The council was drawing to a close, and Curly decided to wait until it was over, when he could have his father’s undivided attention before telling him of his dream. On the last day of the council, the young man and the old man rode off alone. They made a small camp beside a branch of the Belle Fourche River.

That night, sitting by the fire, Curly waited for his father to say what was on his mind. After the evening meal, the old man finally spoke. “You are getting to be a full-grown warrior now, and there are many things I should tell you, things I would have told you before now if you had been with me. But it is still not too late.”

“What sort of things?” Curly asked, wondering whether there would be an opening for him to tell of his vision.

“A warrior has many burdens to carry. It is not an easy thing to care for the old, and to see that everyone has enough to eat. It is important that you understand that your people come first. Only when everyone else has enough food do you feed yourself. When you capture horses from the Crows or the Pawnees, see that you give them to the people. Keep only the horses you need to hunt and to make war for yourself. “

Curly said nothing for a long time. He was about to break the silence, when his father stood up.
“Come with me,” he said, walking toward the creek.

Curly sprinted after him. “Where are we going?”

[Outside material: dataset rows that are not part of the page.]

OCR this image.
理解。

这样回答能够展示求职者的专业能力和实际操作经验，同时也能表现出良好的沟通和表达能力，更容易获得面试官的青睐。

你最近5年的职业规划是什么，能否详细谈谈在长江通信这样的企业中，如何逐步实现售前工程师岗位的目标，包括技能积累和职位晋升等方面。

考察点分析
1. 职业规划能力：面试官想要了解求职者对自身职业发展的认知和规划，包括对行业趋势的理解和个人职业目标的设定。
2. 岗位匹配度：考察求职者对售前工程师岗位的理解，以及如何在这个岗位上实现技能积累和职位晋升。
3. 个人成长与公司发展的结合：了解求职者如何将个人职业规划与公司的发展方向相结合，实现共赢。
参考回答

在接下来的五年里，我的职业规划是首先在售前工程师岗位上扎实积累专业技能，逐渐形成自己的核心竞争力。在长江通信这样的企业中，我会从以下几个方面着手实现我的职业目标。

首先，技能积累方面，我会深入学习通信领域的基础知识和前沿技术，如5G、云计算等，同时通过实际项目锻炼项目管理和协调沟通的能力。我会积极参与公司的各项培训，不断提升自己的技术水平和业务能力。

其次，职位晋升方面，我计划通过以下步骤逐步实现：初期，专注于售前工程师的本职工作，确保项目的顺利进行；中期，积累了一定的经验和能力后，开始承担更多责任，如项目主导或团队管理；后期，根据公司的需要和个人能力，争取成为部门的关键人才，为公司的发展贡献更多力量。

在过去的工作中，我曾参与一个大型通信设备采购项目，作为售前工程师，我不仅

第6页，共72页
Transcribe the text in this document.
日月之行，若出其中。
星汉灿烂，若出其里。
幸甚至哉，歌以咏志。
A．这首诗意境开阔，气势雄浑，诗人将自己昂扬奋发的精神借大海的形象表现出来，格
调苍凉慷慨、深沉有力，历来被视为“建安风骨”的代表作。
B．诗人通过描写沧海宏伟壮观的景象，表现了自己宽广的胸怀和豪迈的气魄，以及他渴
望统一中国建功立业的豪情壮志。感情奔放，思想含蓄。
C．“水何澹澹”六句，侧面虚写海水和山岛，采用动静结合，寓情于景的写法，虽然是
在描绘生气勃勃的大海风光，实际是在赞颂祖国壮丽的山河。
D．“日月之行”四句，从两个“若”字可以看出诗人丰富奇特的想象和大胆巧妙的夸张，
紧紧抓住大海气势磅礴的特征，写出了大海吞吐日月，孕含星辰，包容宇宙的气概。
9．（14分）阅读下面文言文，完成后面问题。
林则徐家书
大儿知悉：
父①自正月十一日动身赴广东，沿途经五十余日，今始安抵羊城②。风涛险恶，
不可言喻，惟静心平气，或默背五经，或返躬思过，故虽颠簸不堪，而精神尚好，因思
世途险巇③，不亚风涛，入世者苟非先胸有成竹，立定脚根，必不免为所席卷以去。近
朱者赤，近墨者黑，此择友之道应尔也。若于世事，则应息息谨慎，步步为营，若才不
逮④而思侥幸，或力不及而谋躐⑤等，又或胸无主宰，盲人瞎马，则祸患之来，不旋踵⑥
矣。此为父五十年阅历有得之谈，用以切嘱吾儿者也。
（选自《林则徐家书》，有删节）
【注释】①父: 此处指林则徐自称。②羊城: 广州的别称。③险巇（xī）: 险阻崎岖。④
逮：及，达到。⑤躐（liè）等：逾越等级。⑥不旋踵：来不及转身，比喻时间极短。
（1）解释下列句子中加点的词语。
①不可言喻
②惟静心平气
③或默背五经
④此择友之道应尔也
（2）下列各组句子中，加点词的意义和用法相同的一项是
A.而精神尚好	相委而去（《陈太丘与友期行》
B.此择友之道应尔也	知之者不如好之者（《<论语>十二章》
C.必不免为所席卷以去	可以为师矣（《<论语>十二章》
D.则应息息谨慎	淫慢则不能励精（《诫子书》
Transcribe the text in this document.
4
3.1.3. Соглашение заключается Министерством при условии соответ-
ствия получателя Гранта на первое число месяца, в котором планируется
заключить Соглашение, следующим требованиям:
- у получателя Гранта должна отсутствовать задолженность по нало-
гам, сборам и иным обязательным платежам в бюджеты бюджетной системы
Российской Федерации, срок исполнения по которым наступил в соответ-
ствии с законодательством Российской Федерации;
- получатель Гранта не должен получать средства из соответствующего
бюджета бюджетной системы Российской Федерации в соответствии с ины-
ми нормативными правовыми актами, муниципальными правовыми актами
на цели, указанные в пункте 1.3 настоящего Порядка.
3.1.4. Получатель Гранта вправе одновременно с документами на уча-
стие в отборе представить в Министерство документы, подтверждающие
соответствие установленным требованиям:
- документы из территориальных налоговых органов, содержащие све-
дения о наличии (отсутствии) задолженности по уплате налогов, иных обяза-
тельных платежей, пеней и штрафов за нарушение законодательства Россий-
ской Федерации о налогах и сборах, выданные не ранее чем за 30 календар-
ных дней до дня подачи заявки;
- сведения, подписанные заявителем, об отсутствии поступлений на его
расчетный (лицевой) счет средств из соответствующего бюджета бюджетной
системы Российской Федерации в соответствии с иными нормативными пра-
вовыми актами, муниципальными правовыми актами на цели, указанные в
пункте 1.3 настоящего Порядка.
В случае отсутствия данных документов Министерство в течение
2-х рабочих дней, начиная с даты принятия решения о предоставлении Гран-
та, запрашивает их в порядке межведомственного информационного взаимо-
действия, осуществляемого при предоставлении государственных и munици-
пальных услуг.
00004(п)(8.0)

“I think we should build a sweat lodge. You should purify yourself. It is important to set things right with the Wakan Tanka. Only after a sweat bath can you expect to see things you need to see to be a good man.”

They gathered several willow branches and arranged them in a dome, planting them in the ground and bending the slender, supple wood toward the center, where they were tied together. Then the willow frame was covered with skins.

Pointing to the center of the floor, the holy man said, “You dig the
iniowaspe
, and I will gather the stones. Not too deep, but deep enough.”

Curly did as he was told. His father arranged the entrance and gathered a number of dry stones from the creek bank, and enough wood for a good-size fire, then started to heat the rocks. Normally, the holy man would have an assistant to carry the heated stones, but this was special, and he would do it himself. While the stones heated, the two of them moved along the watercourse, gathering sage to cover the floor of the sweat lodge.

When the stones were heated well enough, he took four of them inside, using a forked stick to carry them, placed them in the
iniowaspe
, and draped a water bag over his shoulder. Using a horn spoon, he sprinkled water on the hot rocks. While Curly took off his clothes, the lodge filled with swirling clouds of dense steam.

The sacred pipe was ready, and he touched it to one of the stones, then offered it to Curly. The fragrant
willow bark in the bowl filled the steamy lodge. Curly handed the pipe back and the holy man offered a benediction to each of the four directions.

After the appropriate prayers of purification, the holy man said, “I know there is something that you want to tell me.”

Curly started to tell his father about the vision he had had. It was a great relief, after keeping it to himself for so long, to share it with someone, especially someone who could tell him what it meant.

When he was finished, the old man said nothing for several minutes.

“What does it mean?” Curly asked, when he could endure the silence no longer.

“You are the man in the vision,” his father answered. “You must do exactly as the dream instructed you. Wear no paint except the lightning and the hail spots. Do not paint your horse. Pass the dust over your horse and your body before battle, just the way the man in the dream did. And, most important, take nothing for yourself. If you do these things, then it will be as the dream says. Your enemies will not be able to kill you with their bullets.”